Orca Bio also presented findings from a Phase 1 multi-center trial of its second investigational cell therapy, Orca-Q, showing that patients with haploidentical – or half-matched – allogeneic hematopoietic stem cell donors, experienced no moderate-to-severe chronic GvHD (0%) and an improved GRFS rate (75%). Orca-Q is a proprietary composition of enriched CD34+ stem cells combined with specific T cell subsets derived from haploidentical donors. Unlike standard of care haploidentical alloHSCT, Orca-Q does not require post-transplant cyclophosphamide (PTCy).

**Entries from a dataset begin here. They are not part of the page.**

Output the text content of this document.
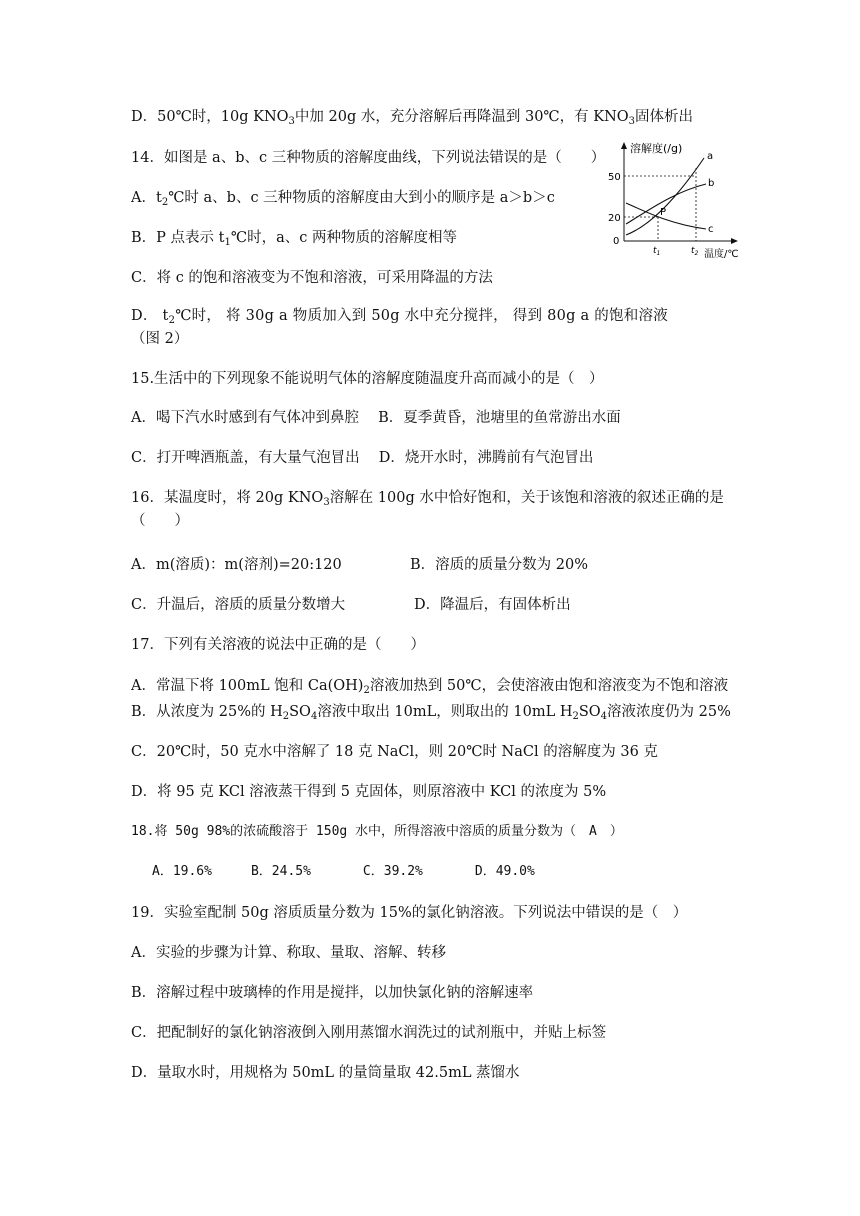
D．50℃时，10g $KNO_3$中加 20g 水，充分溶解后再降温到 30℃，有 $KNO_3$固体析出
14．如图是 a、b、c 三种物质的溶解度曲线，下列说法错误的是（　　）
A．$t_2℃$时 a、b、c 三种物质的溶解度由大到小的顺序是 a＞b＞c
B．P 点表示 $t_1℃$时，a、c 两种物质的溶解度相等
C．将 c 的饱和溶液变为不饱和溶液，可采用降温的方法
D． $t_2℃$时， 将 30g a 物质加入到 50g 水中充分搅拌， 得到 80g a 的饱和溶液
（图 2）
溶解度(/g)
50
20
0
P
a
b
c
$t_1$	$t_2$ 温度/℃
15.生活中的下列现象不能说明气体的溶解度随温度升高而减小的是（　）
A．喝下汽水时感到有气体冲到鼻腔　 B．夏季黄昏，池塘里的鱼常游出水面
C．打开啤酒瓶盖，有大量气泡冒出　 D．烧开水时，沸腾前有气泡冒出
16．某温度时，将 20g $KNO_3$溶解在 100g 水中恰好饱和，关于该饱和溶液的叙述正确的是
（　　）
A．m(溶质)：m(溶剂)=20:120	B．溶质的质量分数为 20%
C．升温后，溶质的质量分数增大	D．降温后，有固体析出
17．下列有关溶液的说法中正确的是（　　）
A．常温下将 100mL 饱和 $Ca(OH)_2$溶液加热到 50℃，会使溶液由饱和溶液变为不饱和溶液
B．从浓度为 25%的 $H_2SO_4$溶液中取出 10mL，则取出的 10mL $H_2SO_4$溶液浓度仍为 25%
C．20℃时，50 克水中溶解了 18 克 NaCl，则 20℃时 NaCl 的溶解度为 36 克
D．将 95 克 KCl 溶液蒸干得到 5 克固体，则原溶液中 KCl 的浓度为 5%
18.将 50g 98%的浓硫酸溶于 150g 水中，所得溶液中溶质的质量分数为（　A　）
A．19.6%　　　B．24.5%　　　　C．39.2%　　　　D．49.0%
19．实验室配制 50g 溶质质量分数为 15%的氯化钠溶液。下列说法中错误的是（　）
A．实验的步骤为计算、称取、量取、溶解、转移
B．溶解过程中玻璃棒的作用是搅拌，以加快氯化钠的溶解速率
C．把配制好的氯化钠溶液倒入刚用蒸馏水润洗过的试剂瓶中，并贴上标签
D．量取水时，用规格为 50mL 的量筒量取 42.5mL 蒸馏水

These data were also previously presented at the ASH Annual Meeting.
“A haploidentical stem cell transplant is currently the only curative treatment option available for the majority of blood cancer patients who lack a matched donor, but providers often find themselves balancing the risk of relapse and the risk of debilitating side effects like GvHD, infections and other toxicities,” said Samer Srour, M.D., Department of Stem Cell Transplantation and Cellular Therapy, The University of Texas MD Anderson Cancer Center. “These interim findings show patients treated with Orca-Q experienced improved outcomes with significantly fewer transplant-related toxicities, suggesting this novel cell therapy could help to address this critical unmet medical need.”
Links to the abstracts follow:
Oral Presentation Title: Precision-Engineered Cell Therapy Orca-T Demonstrates High Relapse-Free Survival at 1 Year While Reducing Graft-Versus-Host Disease and Toxicity
Oral Presentation Title: Orca-T, a High-Precision Cell Therapy, for the Treatment of Hematologic Malignancies in Patients with 7/8 Mismatch Donors
Oral Presentation Title: Orca-Q Demonstrates Favorable GvHD-and-Relapse-Free Survival with Haploidentical Donors without Post-Transplant Cyclophosphamide
Poster Presentation Title: Estimating the Current and Future Costs and Health Outcomes of Patients Undergoing Allogeneic Hematopoietic Stem Cell Transplantation (Allo-HCT)
Orca-T is an investigational high-precision allogeneic cell therapy consisting of infusions containing regulatory T cells, conventional T cells and CD34+ stem cells derived from peripheral blood from either related or unrelated matched donors. Orca-T has received Regenerative Medicine Advanced Therapy (RMAT) designation from the U.S. Food and Drug Administration and is being studied to treat multiple hematological malignancies.
Orca-Q is Orca Bio’s second investigational high-precision allogeneic cell therapy to enter clinical development for hematological malignancies. Orca-Q is a proprietary composition of enriched CD34+ stem cells combined with specific T cell subsets derived from haploidentical donors that are purified through Orca Bio’s high-precision platform. Orca-Q is a therapy that has the potential to improve patient outcomes and reduce the risks of graft versus host disease, without the use of post-transplant cyclophosphamide (PTCy) in patients for whom a full human leukocyte antigen (HLA) match cannot be found.